Mitsou singles chronology
|  | "Bye Bye Mon Cowboy" (1988) | "Les Chinois" (1989) |

= Bye Bye Mon Cowboy =

"Bye Bye Mon Cowboy" was the debut single from French-speaking Canadian pop star Mitsou in 1988 from her first album El Mundo.

While the lyrics were in French, it did contain several English words or words that could be easily understood by both an anglophone and a francophone audience: "bye bye", "cowboy", "gigolo", "rodeo".

The song's theme concerns a woman ending her relationship with her "cowboy" even though he makes love like a god when she wants it. ("Tu fais l'amour comme un dieu et tu le fais quand je le veux".) She gets hot when he approaches her but she can tell by his look there are other women in his life. ("Quand tu m'approches je deviens chaude mais! /Ton regard il y'en a d'autres o-o".) This makes her angry and she tells him she is tired of playing games—it's better to leave now than never . ("Rien ne va plus les jeux sont faits c'est le temps d'mettre un arrêt / C'est difficile de te quitter mais vaut mieux maintenant que jamais é-é.") The singer ends the song with the refrain: "Bye bye mon cowboy, bye bye mon rodéo / C'est si dur de tomber si bas quand t'as été si haut." ("Bye bye my cowboy, bye bye my rodeo / It's hard to fall so low when you've been so high".)

==Chart performance==
Unusually for a French language song, "Bye Bye Mon Cowboy" was a significant breakout hit in English Canada as well as Quebec; it gained airplay on English-language radio in 1989, and peaked at #63 in the RPM100 in July.

==Remixes==

The song was later given a house music remix by Shep Pettibone and re-released in 1989 and for the US market in 1990 with a new video. The new video featured higher production values and included shots of Mitsou, dressed in a tight black dress, running about a city with shopping bags. These scenes were interspersed with scenes shot on a studio set made to look like a barn. Several muscular cowboys danced about her as she sang the song.

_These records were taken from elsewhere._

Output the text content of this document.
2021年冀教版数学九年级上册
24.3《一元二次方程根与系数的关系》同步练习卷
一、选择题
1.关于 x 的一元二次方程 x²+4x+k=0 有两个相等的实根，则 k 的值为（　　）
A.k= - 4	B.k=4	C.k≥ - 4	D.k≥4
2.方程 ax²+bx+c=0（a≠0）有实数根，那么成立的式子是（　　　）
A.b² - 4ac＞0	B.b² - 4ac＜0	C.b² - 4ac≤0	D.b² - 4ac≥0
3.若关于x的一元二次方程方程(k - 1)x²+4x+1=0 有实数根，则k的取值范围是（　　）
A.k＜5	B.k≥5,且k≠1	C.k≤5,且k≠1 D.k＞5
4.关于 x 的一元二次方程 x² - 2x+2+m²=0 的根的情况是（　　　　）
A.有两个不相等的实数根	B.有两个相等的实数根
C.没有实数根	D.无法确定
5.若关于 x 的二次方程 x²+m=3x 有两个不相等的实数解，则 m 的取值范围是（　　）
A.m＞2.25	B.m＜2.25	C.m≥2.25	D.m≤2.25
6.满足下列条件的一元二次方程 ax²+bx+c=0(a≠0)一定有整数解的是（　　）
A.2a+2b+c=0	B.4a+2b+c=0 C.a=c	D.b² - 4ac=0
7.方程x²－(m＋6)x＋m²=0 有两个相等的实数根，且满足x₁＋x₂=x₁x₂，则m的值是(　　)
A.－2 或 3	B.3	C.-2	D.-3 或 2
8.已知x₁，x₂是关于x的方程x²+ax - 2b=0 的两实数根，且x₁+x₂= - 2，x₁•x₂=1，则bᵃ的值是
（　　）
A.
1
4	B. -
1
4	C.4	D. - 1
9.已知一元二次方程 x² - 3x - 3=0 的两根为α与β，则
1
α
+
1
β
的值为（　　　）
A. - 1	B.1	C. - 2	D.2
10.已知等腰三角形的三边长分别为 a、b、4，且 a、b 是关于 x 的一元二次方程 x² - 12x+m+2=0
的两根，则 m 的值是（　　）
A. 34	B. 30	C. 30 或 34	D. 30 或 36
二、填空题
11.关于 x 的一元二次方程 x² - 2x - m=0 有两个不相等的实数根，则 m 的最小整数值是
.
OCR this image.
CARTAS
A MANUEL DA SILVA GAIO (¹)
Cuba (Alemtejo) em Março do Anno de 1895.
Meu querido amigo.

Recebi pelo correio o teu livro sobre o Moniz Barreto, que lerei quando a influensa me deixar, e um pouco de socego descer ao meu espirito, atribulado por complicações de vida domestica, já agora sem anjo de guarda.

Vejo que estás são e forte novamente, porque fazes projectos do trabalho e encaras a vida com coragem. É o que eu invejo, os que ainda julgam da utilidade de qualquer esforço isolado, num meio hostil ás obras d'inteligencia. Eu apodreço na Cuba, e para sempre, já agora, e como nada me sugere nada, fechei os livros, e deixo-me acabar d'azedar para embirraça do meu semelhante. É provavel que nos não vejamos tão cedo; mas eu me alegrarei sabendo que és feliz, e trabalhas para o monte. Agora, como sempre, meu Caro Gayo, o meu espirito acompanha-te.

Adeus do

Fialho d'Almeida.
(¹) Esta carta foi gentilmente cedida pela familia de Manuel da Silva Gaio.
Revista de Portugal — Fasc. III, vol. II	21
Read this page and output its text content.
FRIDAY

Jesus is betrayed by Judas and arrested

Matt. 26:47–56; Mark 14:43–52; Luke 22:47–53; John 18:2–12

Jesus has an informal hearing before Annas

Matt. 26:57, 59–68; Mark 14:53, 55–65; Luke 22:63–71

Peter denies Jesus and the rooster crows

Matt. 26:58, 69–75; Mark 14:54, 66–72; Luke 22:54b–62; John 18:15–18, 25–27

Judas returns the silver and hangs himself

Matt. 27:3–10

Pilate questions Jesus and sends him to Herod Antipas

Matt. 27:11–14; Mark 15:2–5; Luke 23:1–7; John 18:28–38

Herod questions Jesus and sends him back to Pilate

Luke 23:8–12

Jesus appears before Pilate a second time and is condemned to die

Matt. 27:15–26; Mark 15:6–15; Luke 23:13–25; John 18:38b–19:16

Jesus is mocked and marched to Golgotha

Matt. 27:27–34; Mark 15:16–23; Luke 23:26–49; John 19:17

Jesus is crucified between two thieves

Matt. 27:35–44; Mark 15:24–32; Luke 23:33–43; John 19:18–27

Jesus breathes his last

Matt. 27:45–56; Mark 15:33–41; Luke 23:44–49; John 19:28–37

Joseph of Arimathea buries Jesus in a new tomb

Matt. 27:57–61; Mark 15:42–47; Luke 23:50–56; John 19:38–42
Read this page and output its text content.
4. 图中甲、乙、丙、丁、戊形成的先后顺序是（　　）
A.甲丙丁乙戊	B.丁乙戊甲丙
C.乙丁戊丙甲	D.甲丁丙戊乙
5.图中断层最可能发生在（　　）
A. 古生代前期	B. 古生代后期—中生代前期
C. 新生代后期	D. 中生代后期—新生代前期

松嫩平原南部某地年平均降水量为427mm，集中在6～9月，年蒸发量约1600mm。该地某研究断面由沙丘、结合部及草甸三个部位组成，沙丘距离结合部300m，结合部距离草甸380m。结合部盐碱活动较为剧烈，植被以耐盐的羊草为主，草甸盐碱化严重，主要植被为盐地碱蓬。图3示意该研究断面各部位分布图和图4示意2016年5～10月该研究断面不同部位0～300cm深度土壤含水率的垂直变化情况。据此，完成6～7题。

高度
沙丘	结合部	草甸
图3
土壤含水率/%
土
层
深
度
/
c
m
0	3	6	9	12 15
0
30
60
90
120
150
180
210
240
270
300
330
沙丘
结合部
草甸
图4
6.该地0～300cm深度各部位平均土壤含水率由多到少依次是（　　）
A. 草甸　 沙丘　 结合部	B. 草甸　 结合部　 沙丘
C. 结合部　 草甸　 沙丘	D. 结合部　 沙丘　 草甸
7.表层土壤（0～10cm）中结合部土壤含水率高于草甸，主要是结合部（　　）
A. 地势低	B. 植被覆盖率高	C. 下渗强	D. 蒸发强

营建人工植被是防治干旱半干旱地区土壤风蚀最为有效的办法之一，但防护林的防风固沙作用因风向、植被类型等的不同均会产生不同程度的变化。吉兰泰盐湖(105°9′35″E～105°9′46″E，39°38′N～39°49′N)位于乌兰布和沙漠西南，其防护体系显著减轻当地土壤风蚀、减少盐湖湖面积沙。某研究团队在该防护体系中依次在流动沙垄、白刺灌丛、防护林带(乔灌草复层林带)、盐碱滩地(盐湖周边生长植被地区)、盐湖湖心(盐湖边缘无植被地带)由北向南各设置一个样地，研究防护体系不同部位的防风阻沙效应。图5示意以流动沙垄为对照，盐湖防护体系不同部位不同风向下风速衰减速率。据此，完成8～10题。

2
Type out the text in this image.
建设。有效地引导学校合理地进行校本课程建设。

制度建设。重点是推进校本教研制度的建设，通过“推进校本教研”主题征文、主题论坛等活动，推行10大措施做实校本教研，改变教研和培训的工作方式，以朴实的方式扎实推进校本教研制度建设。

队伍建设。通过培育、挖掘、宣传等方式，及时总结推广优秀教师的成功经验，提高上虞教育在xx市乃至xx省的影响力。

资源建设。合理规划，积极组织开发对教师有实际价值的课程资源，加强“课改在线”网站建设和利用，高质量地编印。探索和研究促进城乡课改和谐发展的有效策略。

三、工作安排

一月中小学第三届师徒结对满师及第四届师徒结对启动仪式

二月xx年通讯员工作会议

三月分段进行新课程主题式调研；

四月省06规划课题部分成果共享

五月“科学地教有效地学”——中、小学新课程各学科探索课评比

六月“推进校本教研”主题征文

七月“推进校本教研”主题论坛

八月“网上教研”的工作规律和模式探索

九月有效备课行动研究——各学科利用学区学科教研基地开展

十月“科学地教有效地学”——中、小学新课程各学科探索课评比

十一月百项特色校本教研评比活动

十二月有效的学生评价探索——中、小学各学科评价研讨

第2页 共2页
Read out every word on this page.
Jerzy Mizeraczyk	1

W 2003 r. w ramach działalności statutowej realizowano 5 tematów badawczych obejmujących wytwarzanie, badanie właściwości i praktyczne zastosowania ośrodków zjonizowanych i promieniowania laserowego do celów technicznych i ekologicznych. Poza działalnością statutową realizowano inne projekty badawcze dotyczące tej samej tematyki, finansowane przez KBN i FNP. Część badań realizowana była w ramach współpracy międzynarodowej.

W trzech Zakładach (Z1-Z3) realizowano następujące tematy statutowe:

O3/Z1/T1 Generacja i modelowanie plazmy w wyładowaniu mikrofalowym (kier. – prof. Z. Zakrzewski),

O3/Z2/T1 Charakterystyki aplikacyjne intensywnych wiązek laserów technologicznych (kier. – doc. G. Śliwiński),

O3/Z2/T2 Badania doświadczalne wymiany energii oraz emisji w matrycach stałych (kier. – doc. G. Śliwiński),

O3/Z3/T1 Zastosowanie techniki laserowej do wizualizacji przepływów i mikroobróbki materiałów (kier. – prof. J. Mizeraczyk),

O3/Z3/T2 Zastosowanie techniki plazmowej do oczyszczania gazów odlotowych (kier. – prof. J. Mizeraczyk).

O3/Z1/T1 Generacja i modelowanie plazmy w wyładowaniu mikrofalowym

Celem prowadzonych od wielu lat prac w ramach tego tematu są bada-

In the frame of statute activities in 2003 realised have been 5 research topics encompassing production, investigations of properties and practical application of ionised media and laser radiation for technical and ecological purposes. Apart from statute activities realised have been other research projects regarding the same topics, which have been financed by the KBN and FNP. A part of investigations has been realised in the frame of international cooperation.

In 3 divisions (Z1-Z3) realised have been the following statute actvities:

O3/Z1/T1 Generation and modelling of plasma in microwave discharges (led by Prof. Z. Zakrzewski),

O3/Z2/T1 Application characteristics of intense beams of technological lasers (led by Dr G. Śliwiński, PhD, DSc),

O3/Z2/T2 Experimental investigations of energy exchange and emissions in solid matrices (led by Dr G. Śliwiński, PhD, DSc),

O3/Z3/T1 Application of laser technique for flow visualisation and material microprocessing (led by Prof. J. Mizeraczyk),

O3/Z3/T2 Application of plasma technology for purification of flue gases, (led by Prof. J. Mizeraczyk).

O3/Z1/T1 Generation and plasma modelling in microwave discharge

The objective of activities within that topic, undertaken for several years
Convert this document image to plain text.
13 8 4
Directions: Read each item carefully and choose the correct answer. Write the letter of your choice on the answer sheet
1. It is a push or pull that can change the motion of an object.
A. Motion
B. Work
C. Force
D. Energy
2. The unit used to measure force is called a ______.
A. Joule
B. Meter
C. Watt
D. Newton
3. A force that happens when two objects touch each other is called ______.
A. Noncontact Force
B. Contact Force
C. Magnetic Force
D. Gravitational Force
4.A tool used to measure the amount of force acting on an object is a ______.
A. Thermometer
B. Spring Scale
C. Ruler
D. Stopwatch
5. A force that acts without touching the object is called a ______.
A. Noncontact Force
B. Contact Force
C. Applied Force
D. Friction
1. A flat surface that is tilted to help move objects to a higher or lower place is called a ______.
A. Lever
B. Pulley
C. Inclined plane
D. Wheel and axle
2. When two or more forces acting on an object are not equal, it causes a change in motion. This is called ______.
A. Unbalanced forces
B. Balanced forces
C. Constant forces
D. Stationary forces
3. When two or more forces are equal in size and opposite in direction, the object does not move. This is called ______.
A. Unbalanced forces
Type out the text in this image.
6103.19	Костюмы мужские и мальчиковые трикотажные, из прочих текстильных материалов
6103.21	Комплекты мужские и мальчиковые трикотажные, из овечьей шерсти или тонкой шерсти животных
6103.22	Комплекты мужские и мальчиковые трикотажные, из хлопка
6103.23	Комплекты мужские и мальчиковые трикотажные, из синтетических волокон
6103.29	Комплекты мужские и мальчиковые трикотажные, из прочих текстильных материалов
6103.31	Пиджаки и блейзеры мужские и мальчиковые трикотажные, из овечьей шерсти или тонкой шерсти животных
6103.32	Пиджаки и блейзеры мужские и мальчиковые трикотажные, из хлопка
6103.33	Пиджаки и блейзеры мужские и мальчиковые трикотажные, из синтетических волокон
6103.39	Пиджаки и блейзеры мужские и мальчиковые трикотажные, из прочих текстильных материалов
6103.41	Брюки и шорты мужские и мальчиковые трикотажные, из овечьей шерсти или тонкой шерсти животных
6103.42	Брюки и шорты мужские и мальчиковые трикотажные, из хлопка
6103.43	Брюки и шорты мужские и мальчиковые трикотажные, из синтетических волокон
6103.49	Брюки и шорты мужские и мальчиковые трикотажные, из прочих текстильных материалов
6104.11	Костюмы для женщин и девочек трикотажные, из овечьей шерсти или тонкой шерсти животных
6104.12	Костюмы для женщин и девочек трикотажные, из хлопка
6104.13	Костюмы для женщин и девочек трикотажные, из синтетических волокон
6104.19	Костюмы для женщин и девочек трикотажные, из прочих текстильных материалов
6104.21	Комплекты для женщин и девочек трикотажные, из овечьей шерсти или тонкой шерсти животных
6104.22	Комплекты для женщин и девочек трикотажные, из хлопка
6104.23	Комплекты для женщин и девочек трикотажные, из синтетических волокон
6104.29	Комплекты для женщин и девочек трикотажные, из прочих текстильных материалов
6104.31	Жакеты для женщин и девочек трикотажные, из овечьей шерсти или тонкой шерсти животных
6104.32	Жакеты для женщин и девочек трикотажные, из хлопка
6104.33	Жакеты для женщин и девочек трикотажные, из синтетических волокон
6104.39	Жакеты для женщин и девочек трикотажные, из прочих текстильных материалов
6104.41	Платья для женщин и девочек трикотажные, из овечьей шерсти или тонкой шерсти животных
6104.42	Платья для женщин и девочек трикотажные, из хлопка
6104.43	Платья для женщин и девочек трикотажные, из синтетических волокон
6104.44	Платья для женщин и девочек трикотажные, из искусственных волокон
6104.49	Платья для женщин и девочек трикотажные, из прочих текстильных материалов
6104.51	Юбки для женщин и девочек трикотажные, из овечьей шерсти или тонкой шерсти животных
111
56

The song was subsequently re-recorded and remixed in 2002 for her club-oriented EP Vibe. It was released again as a single and received airplay in Québec.

Men Without Hats performed the song live with Mitsou on 7 September 1990, on the first show of their Sideways tour.

==Follow-up==
Mitsou followed up the cowboy and western theme with the country-tinged ballad "Lettre à un cowboy" (1991) (on which she sings to a cowboy "je t'ai dit bye bye", which translates as "I said bye bye to you") as well as the EP and title track Heading West (1992).

In 2023, she collaborated with Laurence Nerbonne on "Cowgirl", a new song which again alluded to "Bye Bye Mon Cowboy" with a lyric asserting that "bye bye, j'ai pas besoin d'un cowboy" ("bye bye, I don't need a cowboy").